High Level Architecture
Implementation
Data Models (Postgres)
CREATE TABLE job_post
(
id UUID PRIMARY KEY,
title TEXT NOT NULL,
company TEXT,
location_city TEXT,
salary_min NUMERIC,
salary_max NUMERIC,
currency CHAR(3),
seniority TEXT,
description_md TEXT,
tags JSONB,
posted_at TIMESTAMPTZ,
status TEXT NOT NULL DEFAULT 'active'
);
CREATE TABLE resume
(
id UUID PRIMARY KEY,
user_id UUID,
file_url TEXT NOT NULL,
content_text TEXT,
tags JSONB,
created_at TIMESTAMPTZ NOT NULL DEFAULT now()
);
CREATE TABLE search_session
(
id UUID PRIMARY KEY,
user_id UUID,
query_text TEXT NOT NULL,
extracted_filters JSONB,
created_at TIMESTAMPTZ NOT NULL DEFAULT now()
);
Vector Models (Weaviate)
{
"classes": [
{
"class": "JobPost",
"vectorizer": "text2vec-openai",
"properties": [
{
"name": "title",
"dataType": [
"text"
]
},
{
"name": "locationCity",
"dataType": [
"text"
]
},
{
"name": "salaryMin",
"dataType": [
"number"
]
},
{
"name": "salaryMax",
"dataType": [
"number"
]
},
{
"name": "tags",
"dataType": [
"text[]"
]
}
]
},
{
"class": "Resume",
"vectorizer": "text2vec-openai",
"properties": [
{
"name": "userId",
"dataType": [
"text"
]
},
{
"name": "contentText",
"dataType": [
"text"
]
},
{
"name": "tags",
"dataType": [
"text[]"
]
}
]
}
]
}
Analytics (ClickHouse)
CREATE TABLE analytics.events
(
event_time DateTime,
event_type String,
user_id Nullable(String),
query_text Nullable(String),
query_tags Nullable(JSON),
job_id Nullable(String),
resume_id Nullable(String)
) ENGINE = MergeTree
ORDER BY (event_time, event_type);
Workflows (Temporal)
@WorkflowInterface
public interface ScrapeWorkflow {
@WorkflowMethod
void runScrape(UUID jobBoardId);
}
@WorkflowInterface
public interface EnrichJobWorkflow {
@WorkflowMethod
void enrich(UUID jobId);
}
@WorkflowInterface
public interface ResumeIngestWorkflow {
@WorkflowMethod
void ingest(UUID resumeId);
}
API Endpoints (Spring Boot)
@RestController
@RequestMapping("/api/jobs")
public class JobController {
@GetMapping("/search")
public List<JobPost> searchJobs(@RequestParam String query) {
// 1. Extract tags with LLM
// 2. Query Weaviate with hybrid search
// 3. Filter results in Postgres
return jobService.search(query);
}
}
@RestController
@RequestMapping("/api/resumes")
public class ResumeController {
@PostMapping("/upload")
public Resume uploadResume(@RequestParam MultipartFile file, @RequestParam UUID userId) {
// 1. Store file in DigitalOcean Spaces
// 2. Parse with Apache Tika
// 3. Enrich with LLM
// 4. Index in Weaviate & Postgres
return resumeService.ingest(file, userId);
}
}
Query Example (Weaviate)
{
Get {
JobPost(
nearText: { concepts: ["software engineer"] }
where: {
operator: And
operands: [
{ path: ["locationCity"], operator: Equal, valueText: "Amsterdam" }
{ path: ["salaryMin"], operator: GreaterThan, valueNumber: 100000 }
]
}
limit: 5
) {
title
company
locationCity
salaryMin
salaryMax
}
}
}
Analytics Query Example (ClickHouse)
SELECT query_tags['city'] AS city,
countIf(event_type = 'search') AS searches,
countIf(event_type = 'click') AS clicks,
round(clicks * 100.0 / searches, 2) AS ctr_percent
FROM analytics.events
GROUP BY city
ORDER BY ctr_percent DESC;
Search Flow Example
Resume → Matching Jobs:
- Candidate uploads resume.
- Workflow parses, tags, embeds, and stores data.

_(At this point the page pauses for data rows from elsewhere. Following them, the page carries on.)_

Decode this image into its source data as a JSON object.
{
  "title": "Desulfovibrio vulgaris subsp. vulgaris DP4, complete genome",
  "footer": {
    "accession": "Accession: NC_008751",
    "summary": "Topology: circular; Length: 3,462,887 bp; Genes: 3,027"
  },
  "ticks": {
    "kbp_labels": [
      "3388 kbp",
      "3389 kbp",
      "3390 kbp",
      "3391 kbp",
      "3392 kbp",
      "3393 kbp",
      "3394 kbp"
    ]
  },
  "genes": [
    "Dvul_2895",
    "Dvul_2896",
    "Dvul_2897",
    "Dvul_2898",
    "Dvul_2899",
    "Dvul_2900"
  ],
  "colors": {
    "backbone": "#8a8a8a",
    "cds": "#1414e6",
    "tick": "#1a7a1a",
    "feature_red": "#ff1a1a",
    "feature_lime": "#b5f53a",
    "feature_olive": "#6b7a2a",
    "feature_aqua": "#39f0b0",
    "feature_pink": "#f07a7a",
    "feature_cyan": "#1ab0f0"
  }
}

- Weaviate nearObject query finds relevant jobs.
Natural Query → Matching Jobs:
- Query: “Software engineer jobs in Amsterdam paying 100K+”.
- LLM extracts: { role: “software engineer”, city: “Amsterdam”, salary_min: 100000 }.
- Hybrid search in Weaviate → filtered by Postgres.
Why This Works
- Semantic + structured search = higher match accuracy.
- Resilient orchestration = scraping & enrichment never stall.
- Fast analytics = insights on user behavior, skills demand, and scraping health.
- Privacy-aware = secure resume storage, anonymized analytics.
Final Thoughts
By combining scraping, LLM enrichment, hybrid vector search, and real-time analytics, this architecture delivers a production-ready AI job platform. Candidates get smarter recommendations, recruiters see better-fit applicants, and the platform continuously improves through feedback loops.